The 62nd anniversary of the atomic bombing of Hiroshima occurs today, August 6, 2007, bringing with it thousands of commemoration ceremonies in cities and towns around the world. Such events have become part and parcel of the nuclear era, and include the lighting and floating of lanterns in memory of the dead, silent vigils, religious observances, the chalking of human "shadows" on the ground, readings of John Hersey’s Hiroshima, and leafletting.
As touching as these ceremonies and activities sometimes are, have they served any practical purpose? A brief survey indicates that they have.
Fittingly, these ventures began in Hiroshima. On August 6, 1946, the local branch of the Japanese Association of Religious Organizations sponsored a Memorial Day, presided over by Buddhist, Shinto, and Christian clergy. The following August, a broader coalition of Hiroshima-based organizations sponsored a citywide peace festival. At the 1947 event, which drew 10,000 people to a public park, a message was read by the U.S. occupation commander, General Douglas MacArthur, who emphasized that the development of the atomic bomb had dramatically changed the nature of war and threatened the destruction of the human race. Speaking at the same ceremonies, Hiroshima’s new mayor, Shinzo Hamai, organized prayers against the future employment of nuclear weapons and issued a Peace Declaration, calling on the world to rid itself of war.

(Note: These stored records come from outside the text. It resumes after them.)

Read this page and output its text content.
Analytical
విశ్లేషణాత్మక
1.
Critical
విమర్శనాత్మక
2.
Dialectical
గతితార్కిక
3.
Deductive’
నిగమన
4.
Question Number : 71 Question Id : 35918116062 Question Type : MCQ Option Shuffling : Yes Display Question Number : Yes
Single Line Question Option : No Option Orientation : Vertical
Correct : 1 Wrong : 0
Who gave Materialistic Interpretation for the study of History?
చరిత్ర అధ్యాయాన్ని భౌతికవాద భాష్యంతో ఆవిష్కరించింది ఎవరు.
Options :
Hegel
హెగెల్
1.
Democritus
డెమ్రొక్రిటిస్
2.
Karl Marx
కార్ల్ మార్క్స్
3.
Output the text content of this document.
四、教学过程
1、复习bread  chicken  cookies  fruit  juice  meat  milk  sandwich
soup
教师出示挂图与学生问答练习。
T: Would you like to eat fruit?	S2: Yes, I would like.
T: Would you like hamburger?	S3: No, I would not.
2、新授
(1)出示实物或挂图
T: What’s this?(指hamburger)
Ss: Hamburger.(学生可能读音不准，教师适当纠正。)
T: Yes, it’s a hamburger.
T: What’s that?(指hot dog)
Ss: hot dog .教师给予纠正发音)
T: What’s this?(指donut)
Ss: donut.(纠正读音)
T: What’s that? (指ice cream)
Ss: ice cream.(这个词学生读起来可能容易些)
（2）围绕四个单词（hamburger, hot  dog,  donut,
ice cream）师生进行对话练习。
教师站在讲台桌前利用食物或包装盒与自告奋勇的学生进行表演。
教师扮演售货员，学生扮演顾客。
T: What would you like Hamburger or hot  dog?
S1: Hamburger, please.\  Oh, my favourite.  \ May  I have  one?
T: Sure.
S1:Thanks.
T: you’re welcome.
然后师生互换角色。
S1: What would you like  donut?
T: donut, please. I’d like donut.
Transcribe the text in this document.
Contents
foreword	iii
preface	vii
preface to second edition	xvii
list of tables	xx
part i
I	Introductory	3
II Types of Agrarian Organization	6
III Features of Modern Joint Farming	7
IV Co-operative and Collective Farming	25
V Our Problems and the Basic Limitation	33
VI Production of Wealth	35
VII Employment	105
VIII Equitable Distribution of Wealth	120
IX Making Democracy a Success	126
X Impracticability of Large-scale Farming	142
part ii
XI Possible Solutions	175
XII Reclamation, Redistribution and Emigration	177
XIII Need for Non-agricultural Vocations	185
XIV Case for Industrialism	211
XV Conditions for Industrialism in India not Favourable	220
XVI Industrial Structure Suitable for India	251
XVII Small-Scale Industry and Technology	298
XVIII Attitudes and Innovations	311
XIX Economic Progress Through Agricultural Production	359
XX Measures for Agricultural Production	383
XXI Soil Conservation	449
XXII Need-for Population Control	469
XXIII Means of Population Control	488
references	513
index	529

As demonstrations memorializing the atomic bombings became regular events in Hiroshima, they began to spread to other countries. In 1948, the Reverend Kiyoshi Tanimoto, a Methodist minister portrayed in Hersey’s Hiroshima, initiated a campaign to have nations around the world draw upon August 6 as World Peace Day. That year, citizens in twenty countries responded to his call, holding prayer meetings and other public gatherings on Hiroshima Day.
Tanimoto had a particular impact in the United States, where — sponsored by the Board of Missions of the Methodist Church — he toured during a substantial part of 1948 and 1949, garnering support from pacifist and religious groups for a Hiroshima peace center. Thanks to the efforts of Norman Cousins, Pearl Buck, Hersey, and other prominent Americans, the center was established in New York City in March 1949. In 1950, it opened in Hiroshima, where it arranged for the "moral adoption" of atomic bomb orphans by Americans and undertook welfare services for other victims of the atomic attack.
Cousins visited Japan in 1949 for the August 6 memorial ceremony, and returned to the United States with a Hiroshima Peace Petition, signed by 110,000 residents of that city. Although President Harry Truman refused to accept the petition, Tanimoto eventually presented it to Carlos Romulo, President of the U.N. General Assembly.
From the start, then, there were two themes highlighted by the Hiroshima Day ceremonies. The first was that nuclear war was such an abomination that it should never be waged again. The second was that the development of nuclear weapons brought war itself into question; or, as some have phrased it, in the nuclear age there is no alternative to peace.
Over the ensuing decades, peace groups have hammered away at these two themes — and with some success. Rather remarkably, they have created mass movements that have played a key role in curbing the nuclear arms race and in preventing the waging of nuclear war. This development is unique in human history, for when have governments — which have waged war for as long as there have been competing territories — pulled back from its most devastating forms and abandoned its most destructive implements?
Of course, peace groups have been less successful in bringing an end to war itself. And yet, there are signs here, too, that some progress has been made. A United Nations, a European Union, and other viable international organizations have become vital fixtures of the modern world. Not only has the planet not erupted into a third world war since 1945, but — as numerous scholarly studies have shown — in the last two decades the level of international violence has declined significantly. This is why the Bush administration, with its stubborn penchant for military victory, seems so out of touch with the rest of the world, and even with the American public.
Of course, for anyone concerned with building a sane and secure world, these developments, while heartening, are not sufficient.
Why have the Hiroshima-based arguments for ridding the world of nuclear war and war itself not had a greater impact? One reason is that, over the course of thousands of years, governments have had the prerogative for waging war and, in this connection, employing whatever weapons they want. The "great powers," especially, do not look forward to surrendering this prerogative. In addition, the public is occasionally lured into support for particular wars thanks to deception, nationalism, and what appear to be (and sometimes are) genuine threats to their security. Moreover, for understandable reasons, many members of the public would prefer not to think too much about nuclear war (i.e. universal doom).
In this context, Hiroshima Day events really do matter. They help break into the consciousness of rulers and ruled alike, telling them that nuclear war is really not acceptable. Such events also remind them that, in the modern world, war itself is an anachronism — a deadly habit that must be overcome.